Go Diego Go! episodes featured as bonus episodes in the DVD releases of Dora the Explorer, produced primarily by Paramount.

| DVD name | Episode | Release date |
|---|---|---|
| Dora the Explorer: Dora and the 3 Little Pigs | "A Booboo on the Pygmy Marmoset"; | Region 2 (UK): February 13, 2012; Region 4: March 22, 24, 2012; |
| Dora the Explorer: It's Haircut Day! | "Linda the Llama Saves Carnival"; | Region 4: May 29, 2013; |
| Dora the Explorer: Dora's Ballet Adventures | "The Iguana Sing-Along"; | Region 2 (UK): May 11, 2009 September 1, 2011; Region 4: September 1, 2011 May 28, 2014; |
| Dora the Explorer: Dora's Enchanted Forest Adventures | "Diego the Hero"; | Region 2 (UK): November 14, 2011; Region 4: November 3, 2010; |
| Dora the Explorer: First Bike | "Pepito's Penguin School"; | Region 4: June 20, 2012 October 12, 2012; |
| Dora the Explorer: Dora's Easter Adventure | "Kicho's Magic Flute"; | Region 2 (UK): March 25, 2013; Region 2 (South Africa): March 25, 2013; Region 4: March 6, 2013; |
| Dora the Explorer: Dora's Rescue in Mermaid Kingdom | "Cool Water for Ana the Anaconda"; | Region 2 (UK): June 17, 2013; Region 2 (South Africa): June 3, 2013; Region 4: June 26, 2013; |
| Dora the Explorer: Dora's Butterfly Ball | "A Blue Morpho Butterfly is Born"; | Region 4: February 26, 2014; |
| Dora the Explorer: Dora Rocks! | "Alicia and Whitetail to the Rescue!"; | Region 2 (South Africa): July 21, 2014; Region 4: November 6, 2013; |
| Dora the Explorer: Dora in Wonderland | "Little Kinkajou is in Beehive Trouble"; | Region 2 (South Africa): August 8, 2014; Region 4: June 25, 2014; |
| Dora the Explorer: Dora's Magical Sleepover | "To Babysit a Bobo"; | Region 2 (UK): December 25, 2013; Region 4: January 7, 14, 2015; |

==In other media==
===Films===
Diego is featured in the live-action Dora film Dora and the Lost City of Gold played by Jeff Wahlberg.
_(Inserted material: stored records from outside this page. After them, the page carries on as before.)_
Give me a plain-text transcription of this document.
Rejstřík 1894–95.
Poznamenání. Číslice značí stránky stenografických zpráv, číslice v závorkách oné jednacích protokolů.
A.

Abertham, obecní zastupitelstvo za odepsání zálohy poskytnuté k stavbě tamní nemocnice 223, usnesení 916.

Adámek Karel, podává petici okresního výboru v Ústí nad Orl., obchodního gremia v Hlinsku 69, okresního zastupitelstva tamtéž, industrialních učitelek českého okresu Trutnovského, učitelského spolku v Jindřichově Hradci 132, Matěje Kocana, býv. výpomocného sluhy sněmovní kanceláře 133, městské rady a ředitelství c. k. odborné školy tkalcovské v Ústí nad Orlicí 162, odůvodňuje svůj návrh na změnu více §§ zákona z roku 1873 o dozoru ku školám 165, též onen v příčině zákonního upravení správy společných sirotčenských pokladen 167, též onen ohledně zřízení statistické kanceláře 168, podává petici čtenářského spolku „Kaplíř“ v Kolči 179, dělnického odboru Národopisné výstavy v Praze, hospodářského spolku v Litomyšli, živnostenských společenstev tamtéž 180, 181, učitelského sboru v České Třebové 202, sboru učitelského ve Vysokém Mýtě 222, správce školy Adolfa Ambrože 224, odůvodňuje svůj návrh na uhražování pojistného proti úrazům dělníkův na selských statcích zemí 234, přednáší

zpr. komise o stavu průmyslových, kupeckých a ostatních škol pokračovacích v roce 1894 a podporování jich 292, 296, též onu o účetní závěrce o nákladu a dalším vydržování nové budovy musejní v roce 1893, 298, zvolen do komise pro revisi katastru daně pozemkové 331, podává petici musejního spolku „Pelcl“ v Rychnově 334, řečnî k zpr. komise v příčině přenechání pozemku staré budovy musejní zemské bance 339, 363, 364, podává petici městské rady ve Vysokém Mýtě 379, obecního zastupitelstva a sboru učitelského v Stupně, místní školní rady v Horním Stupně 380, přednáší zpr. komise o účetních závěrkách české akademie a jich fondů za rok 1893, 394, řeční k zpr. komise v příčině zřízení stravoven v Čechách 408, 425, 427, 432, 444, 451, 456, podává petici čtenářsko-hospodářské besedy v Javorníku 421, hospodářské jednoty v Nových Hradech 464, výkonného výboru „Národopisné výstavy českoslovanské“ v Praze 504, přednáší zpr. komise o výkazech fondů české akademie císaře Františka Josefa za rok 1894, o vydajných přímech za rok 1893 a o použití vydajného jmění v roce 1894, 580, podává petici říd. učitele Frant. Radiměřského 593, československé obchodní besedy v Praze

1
Diego is also featured in the sequel Dora and the Search for Sol Dorado played by Jacob Rodriguez.

===Live shows===
A live show called The Great Jaguar Rescue is about Diego saving Baby Jaguar's growl. This is also the premise of an episode of the series that aired on January 15, 2007. A touring live version of the series was staged in 2007, starring Richard J. Portela as the role of Diego.